Infectious Diseases Clinic, George Emil Palade University of Medicine, Pharmacy, Science and Technology of Targu Mures, 38 Gh. Marinescu St, 540139, Targu Mures, Romania.
Genetics Laboratory, Center for Advanced Medical and Pharmaceutical Research, George Emil Palade University of Medicine, Pharmacy, Science and Technology of Targu Mures, 38 Gh. Marinescu St, 540139, Targu Mures, Romania.
BMC Infect Dis. 2020 Mar 14;20(1):221. doi: 10.1186/s12879-020-4910-6.
The goal of the study was to evaluate a potential role for tumor necrosis factor alpha (TNF-α) genetic variability as biomarker in sepsis. In particular, we aimed to determine if single nucleotide polymorphisms (SNPs) of TNF-α gene are associated with sepsis in terms of risk, severity and outcome.
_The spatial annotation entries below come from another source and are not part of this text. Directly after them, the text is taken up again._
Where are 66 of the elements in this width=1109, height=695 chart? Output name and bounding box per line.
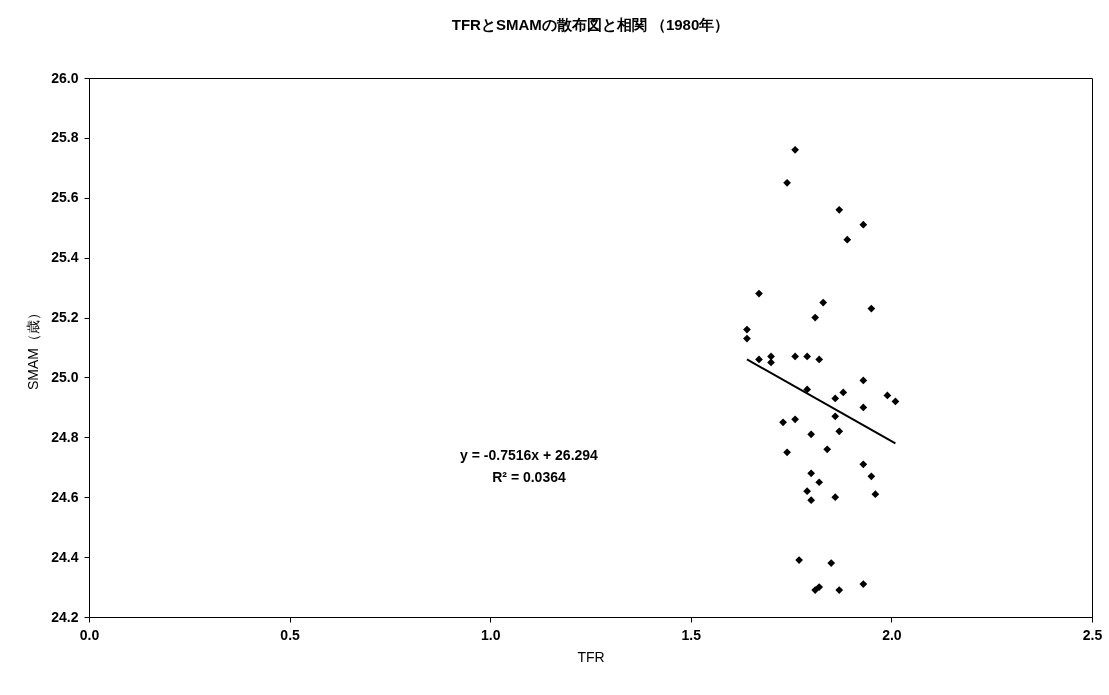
y-tick-label: 24.4: [51, 548, 79, 565]
point: [767, 352, 775, 361]
point: [791, 415, 799, 424]
point: [831, 493, 840, 502]
point: [891, 397, 900, 406]
y-tick-label: 25.2: [51, 309, 79, 326]
point: [835, 205, 844, 214]
point: [779, 418, 787, 427]
point: [859, 376, 868, 385]
point: [807, 430, 816, 439]
point: [835, 427, 844, 436]
y-tick-label: 24.2: [51, 608, 79, 625]
y-tick-label: 25.6: [51, 189, 79, 206]
annotation: R² = 0.0364: [492, 469, 566, 485]
point: [811, 586, 820, 594]
point: [867, 472, 876, 481]
point: [859, 220, 868, 229]
chart-title: TFRとSMAMの散布図と相関 （1980年）: [451, 16, 730, 33]
point: [783, 178, 791, 187]
point: [795, 556, 803, 564]
x-axis-title: TFR: [577, 648, 605, 665]
x-tick-label: 1.0: [480, 626, 501, 643]
y-tick-label: 25.8: [51, 129, 79, 146]
point: [803, 487, 812, 496]
x-tick-label: 0.0: [79, 626, 100, 643]
point: [807, 469, 816, 478]
y-axis-title: SMAM（歳）: [25, 306, 42, 390]
point: [835, 586, 844, 594]
point: [843, 235, 852, 244]
x-tick-label: 0.5: [280, 626, 301, 643]
point: [819, 298, 828, 307]
point: [859, 403, 868, 412]
point: [807, 496, 816, 505]
y-tick-label: 26.0: [51, 69, 79, 86]
point: [831, 412, 840, 421]
point: [831, 394, 840, 403]
point: [867, 304, 876, 313]
point: [823, 445, 832, 454]
point: [839, 388, 848, 397]
y-tick-label: 25.0: [51, 368, 79, 385]
point: [859, 580, 868, 588]
point: [803, 385, 812, 394]
x-tick-label: 2.5: [1082, 626, 1103, 643]
y-tick-label: 25.4: [51, 249, 79, 266]
point: [791, 145, 799, 154]
y-tick-label: 24.6: [51, 488, 79, 505]
point: [767, 358, 775, 367]
point: [815, 478, 824, 487]
point: [871, 490, 880, 499]
point: [815, 583, 824, 591]
point: [743, 325, 751, 334]
x-tick-label: 1.5: [681, 626, 702, 643]
point: [827, 559, 836, 567]
point: [883, 391, 892, 400]
point: [803, 352, 812, 361]
point: [791, 352, 799, 361]
point: [811, 313, 820, 322]
x-tick-label: 2.0: [882, 626, 902, 643]
y-tick-label: 24.8: [51, 428, 79, 445]
annotation: y = -0.7516x + 26.294: [460, 447, 599, 463]
point: [783, 448, 791, 457]
point: [755, 289, 763, 298]
point: [743, 334, 751, 343]
point: [859, 460, 868, 469]
point: [755, 355, 763, 364]
point: [815, 355, 824, 364]
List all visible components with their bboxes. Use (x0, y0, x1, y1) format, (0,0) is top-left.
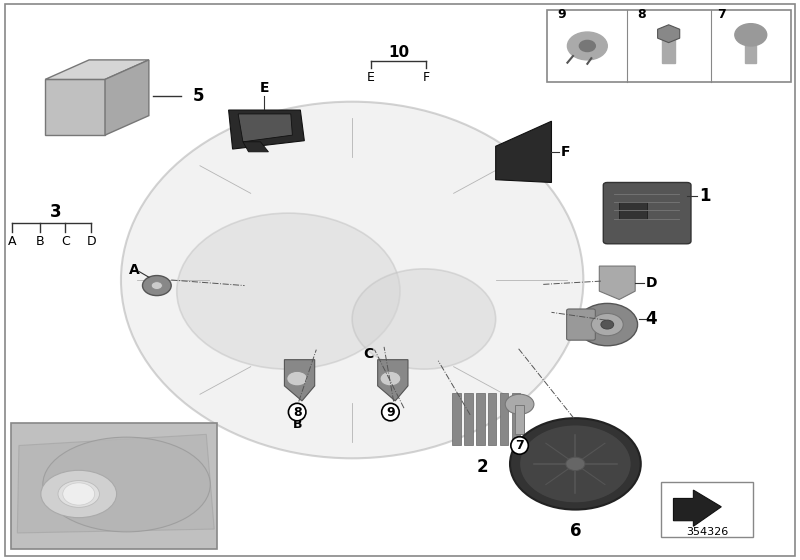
Bar (464, 393, 473, 446)
Polygon shape (238, 114, 292, 142)
Polygon shape (243, 142, 269, 152)
Bar (662, 38, 675, 63)
Text: 8: 8 (637, 8, 646, 21)
Polygon shape (378, 360, 408, 401)
Circle shape (177, 213, 400, 369)
Polygon shape (496, 121, 551, 183)
Text: E: E (366, 71, 374, 84)
Bar (11, 423, 217, 549)
Polygon shape (599, 266, 635, 300)
Text: 6: 6 (570, 522, 581, 540)
Bar (515, 405, 524, 435)
Bar (745, 40, 756, 63)
Text: 2: 2 (476, 458, 488, 477)
FancyBboxPatch shape (566, 309, 595, 340)
Circle shape (151, 282, 162, 290)
Text: 10: 10 (388, 45, 409, 60)
Text: F: F (422, 71, 430, 84)
Text: B: B (35, 235, 44, 249)
Polygon shape (285, 360, 314, 401)
Text: F: F (561, 145, 570, 159)
Polygon shape (658, 25, 680, 43)
Bar (476, 393, 485, 446)
Text: 9: 9 (557, 8, 566, 21)
Text: 1: 1 (699, 188, 710, 206)
Bar (619, 202, 647, 219)
Text: C: C (363, 347, 374, 361)
Text: 8: 8 (293, 405, 302, 418)
Circle shape (62, 483, 94, 505)
Polygon shape (229, 110, 304, 149)
Polygon shape (105, 60, 149, 135)
Bar (662, 482, 753, 538)
Text: E: E (260, 81, 270, 95)
Text: D: D (646, 276, 657, 290)
Circle shape (510, 418, 641, 510)
Polygon shape (18, 435, 214, 533)
Ellipse shape (58, 480, 99, 507)
Text: D: D (86, 235, 96, 249)
Polygon shape (46, 80, 105, 135)
Bar (500, 393, 509, 446)
Text: A: A (129, 263, 140, 277)
Text: 4: 4 (646, 310, 657, 328)
Text: 7: 7 (718, 8, 726, 21)
Text: 354326: 354326 (686, 527, 728, 537)
Circle shape (506, 394, 534, 414)
Text: A: A (7, 235, 16, 249)
Bar (452, 393, 461, 446)
Text: 9: 9 (386, 405, 394, 418)
Circle shape (579, 40, 595, 52)
Ellipse shape (43, 437, 210, 532)
Circle shape (142, 276, 171, 296)
Ellipse shape (121, 102, 583, 458)
Polygon shape (46, 60, 149, 80)
Ellipse shape (41, 470, 117, 517)
Bar (488, 393, 497, 446)
Text: 3: 3 (50, 203, 62, 221)
Circle shape (286, 371, 307, 386)
Circle shape (601, 320, 614, 329)
Text: 5: 5 (193, 87, 204, 105)
Polygon shape (674, 490, 722, 526)
FancyBboxPatch shape (603, 183, 691, 244)
Circle shape (577, 304, 638, 346)
Bar (512, 393, 520, 446)
Text: 7: 7 (515, 439, 524, 452)
Bar (547, 10, 790, 82)
Text: B: B (293, 418, 302, 431)
Circle shape (567, 32, 607, 60)
Circle shape (591, 314, 623, 336)
Text: C: C (61, 235, 70, 249)
Circle shape (380, 371, 401, 386)
Circle shape (352, 269, 496, 369)
Circle shape (735, 24, 766, 46)
Circle shape (566, 457, 585, 470)
Circle shape (519, 425, 631, 503)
We performed a prospective study on 163 adult critically ill septic patients (septic shock 65, sepsis 98, further divided in 40 survivors and 123 deceased) and 232 healthy controls. Genotyping of TNF-α SNPs (-308G/A, -238G/A, -376G/A and +489G/A) was performed for all patients and controls and plasma cytokine levels were measured during the first 24 h after sepsis onset.
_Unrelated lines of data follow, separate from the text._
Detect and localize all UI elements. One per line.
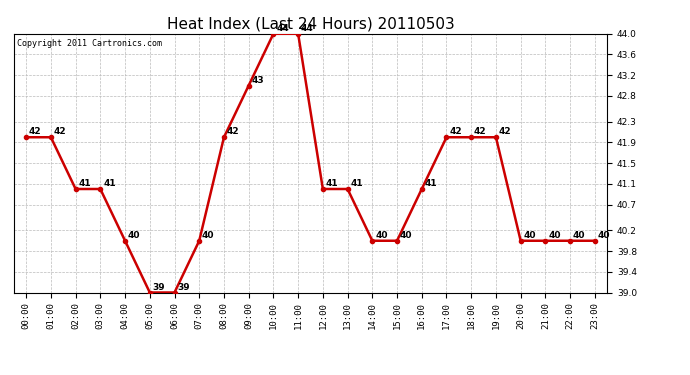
Text: 39: 39 xyxy=(152,283,165,292)
Text: 40: 40 xyxy=(400,231,413,240)
Text: 42: 42 xyxy=(449,128,462,136)
Text: Copyright 2011 Cartronics.com: Copyright 2011 Cartronics.com xyxy=(17,39,161,48)
Text: 40: 40 xyxy=(548,231,561,240)
Text: 41: 41 xyxy=(326,179,338,188)
Text: 41: 41 xyxy=(424,179,437,188)
Text: 40: 40 xyxy=(598,231,610,240)
Text: 42: 42 xyxy=(29,128,41,136)
Text: 41: 41 xyxy=(351,179,363,188)
Text: 40: 40 xyxy=(202,231,215,240)
Text: 40: 40 xyxy=(375,231,388,240)
Text: 42: 42 xyxy=(499,128,511,136)
Title: Heat Index (Last 24 Hours) 20110503: Heat Index (Last 24 Hours) 20110503 xyxy=(166,16,455,31)
Text: 42: 42 xyxy=(474,128,486,136)
Text: 44: 44 xyxy=(276,24,289,33)
Text: 40: 40 xyxy=(573,231,585,240)
Text: 42: 42 xyxy=(54,128,66,136)
Text: 40: 40 xyxy=(128,231,140,240)
Text: 40: 40 xyxy=(524,231,536,240)
Text: 44: 44 xyxy=(301,24,314,33)
Text: 41: 41 xyxy=(79,179,91,188)
Text: 43: 43 xyxy=(251,76,264,85)
Text: 42: 42 xyxy=(227,128,239,136)
Text: 39: 39 xyxy=(177,283,190,292)
Text: 41: 41 xyxy=(103,179,116,188)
TNF-α +489G/A A-allele carriage was associated with significantly lower risk of developing sepsis and sepsis shock (AA+AG vs GG: OR = 0.53; p = 0.004; 95% CI = 0.34-0.82 and OR = 0.39; p = 0.003; 95% CI = 0.21-0.74, respectively) but not with sepsis-related outcomes. There was no significant association between any of the other TNF-α promoter SNPs, or their haplotype frequencies and sepsis or septic shock risk. Circulating TNF-α levels were higher in septic shock; they were not correlated with SNP genotype distribution; GG homozygosity for each polymorphism was correlated with higher TNF-α levels in septic shock.
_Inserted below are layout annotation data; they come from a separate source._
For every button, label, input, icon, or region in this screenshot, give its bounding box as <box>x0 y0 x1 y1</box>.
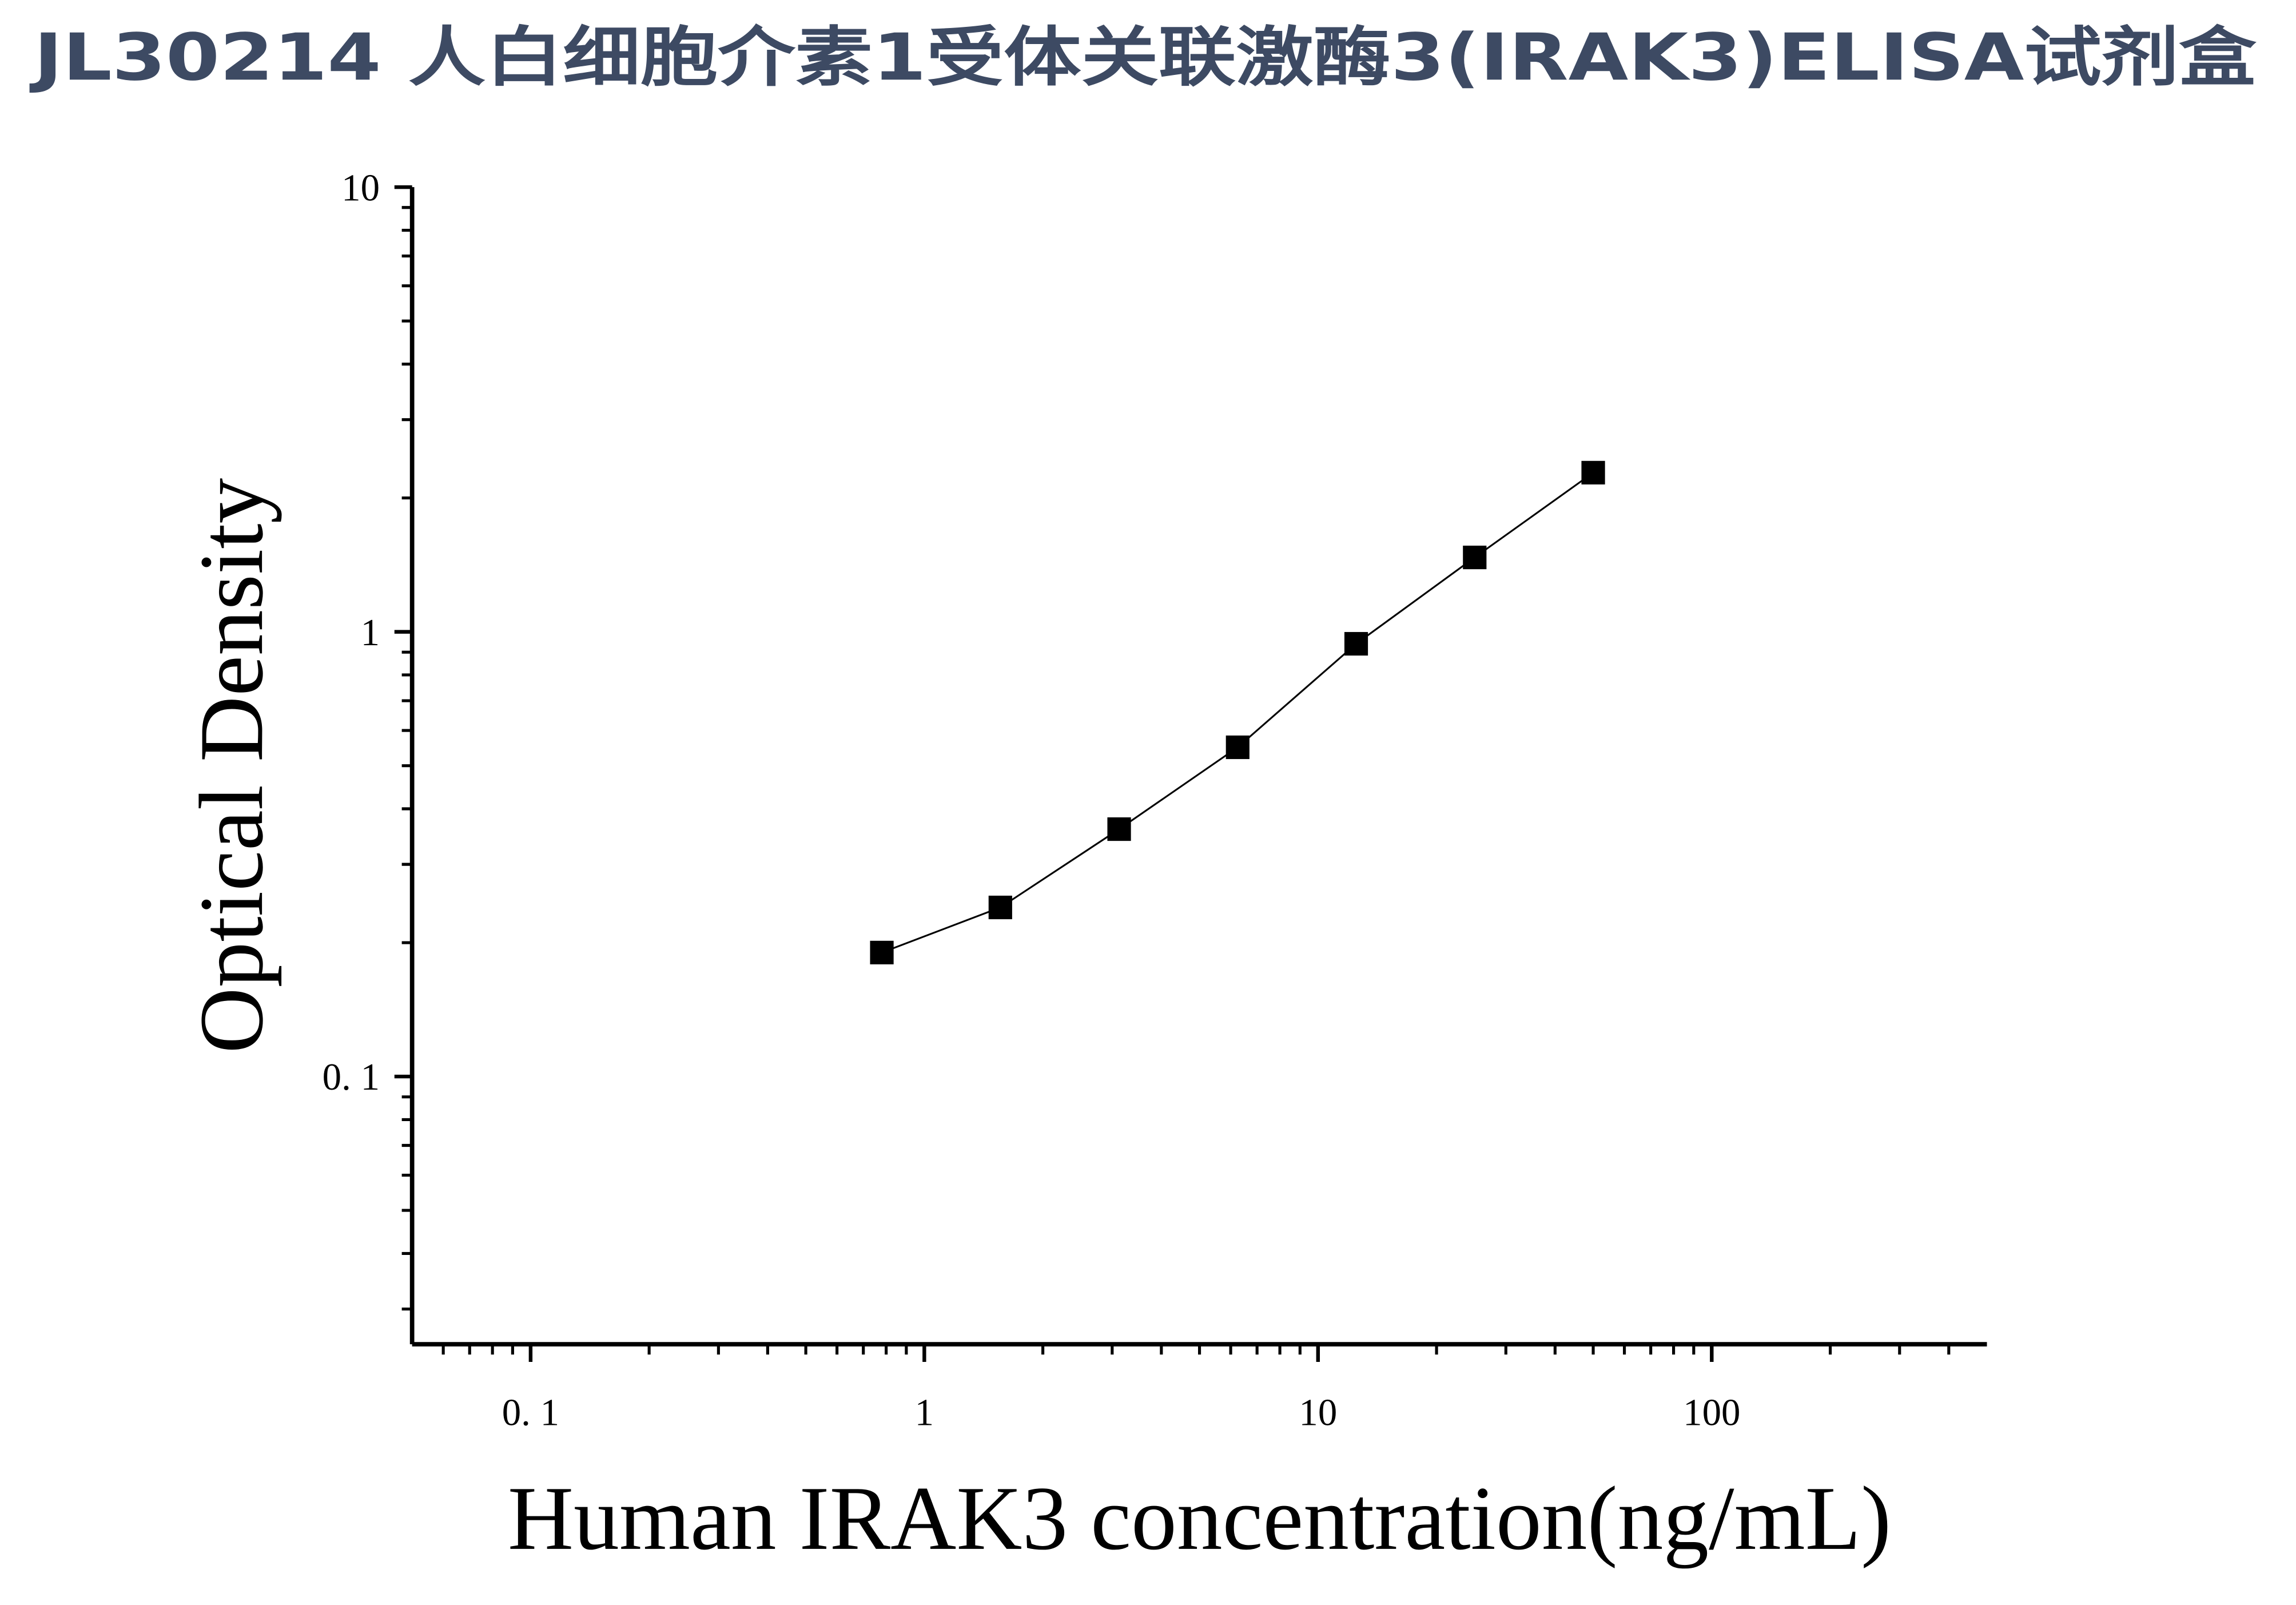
chart-title: JL30214 人白细胞介素1受体关联激酶3(IRAK3)ELISA试剂盒 <box>29 19 2257 95</box>
x-tick-label: 1 <box>915 1392 934 1434</box>
data-point <box>1225 735 1250 760</box>
data-point <box>988 895 1012 920</box>
data-point <box>1581 460 1605 484</box>
y-tick-label: 1 <box>361 611 380 654</box>
y-axis-label: Optical Density <box>181 478 282 1053</box>
data-point <box>1463 545 1487 570</box>
x-axis-label: Human IRAK3 concentration(ng/mL) <box>508 1468 1891 1569</box>
data-point <box>1344 631 1368 656</box>
fit-line <box>881 472 1594 954</box>
data-point <box>870 940 894 964</box>
x-tick-label: 100 <box>1683 1392 1740 1434</box>
data-point <box>1107 817 1131 841</box>
y-tick-label: 0. 1 <box>323 1056 380 1098</box>
x-tick-label: 10 <box>1299 1392 1337 1434</box>
x-tick-label: 0. 1 <box>502 1392 559 1434</box>
y-tick-label: 10 <box>341 166 380 209</box>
TNF-α +489G/A SNP A-allele carriage may confer protection against sepsis and septic shock development but apparently does not influence sepsis-related mortality. Promoter TNF-α SNPs did not affect transcription and were not associated with distinct sepsis, septic shock risk or outcomes.
本研究旨在评估肿瘤坏死因子-α(TNF-α)遗传变异作为脓毒症生物标志物的潜在作用。具体而言,我们旨在确定 TNF-α 基因的单核苷酸多态性(SNP)是否与脓毒症的风险、严重程度和结局有关。
我们对 163 名成年危重症脓毒症患者(脓毒性休克 65 例,脓毒症 98 例,进一步分为 40 例存活者和 123 例死亡者)和 232 名健康对照者进行了前瞻性研究。对所有患者和对照者进行 TNF-α SNP(-308G/A、-238G/A、-376G/A 和+489G/A)的基因分型,并在脓毒症发病后 24 小时内测量血浆细胞因子水平。
TNF-α+489G/A A-等位基因携带与发生脓毒症和脓毒性休克的风险显著降低相关(AA+AG 与 GG:OR=0.53;p=0.004;95%CI=0.34-0.82 和 OR=0.39;p=0.003;95%CI=0.21-0.74),但与脓毒症相关结局无关。其他 TNF-α 启动子 SNP 或其单倍型频率与脓毒症或脓毒性休克风险之间均无显著相关性。TNF-α 水平在脓毒性休克中较高;它们与 SNP 基因型分布无关;每种多态性的 GG 纯合性与脓毒性休克中更高的 TNF-α水平相关。
TNF-α+489G/A SNP A-等位基因携带可能对脓毒症和脓毒性休克的发生具有保护作用,但显然不会影响脓毒症相关死亡率。启动子 TNF-α SNP 不影响转录,与不同的脓毒症、脓毒性休克风险或结局无关。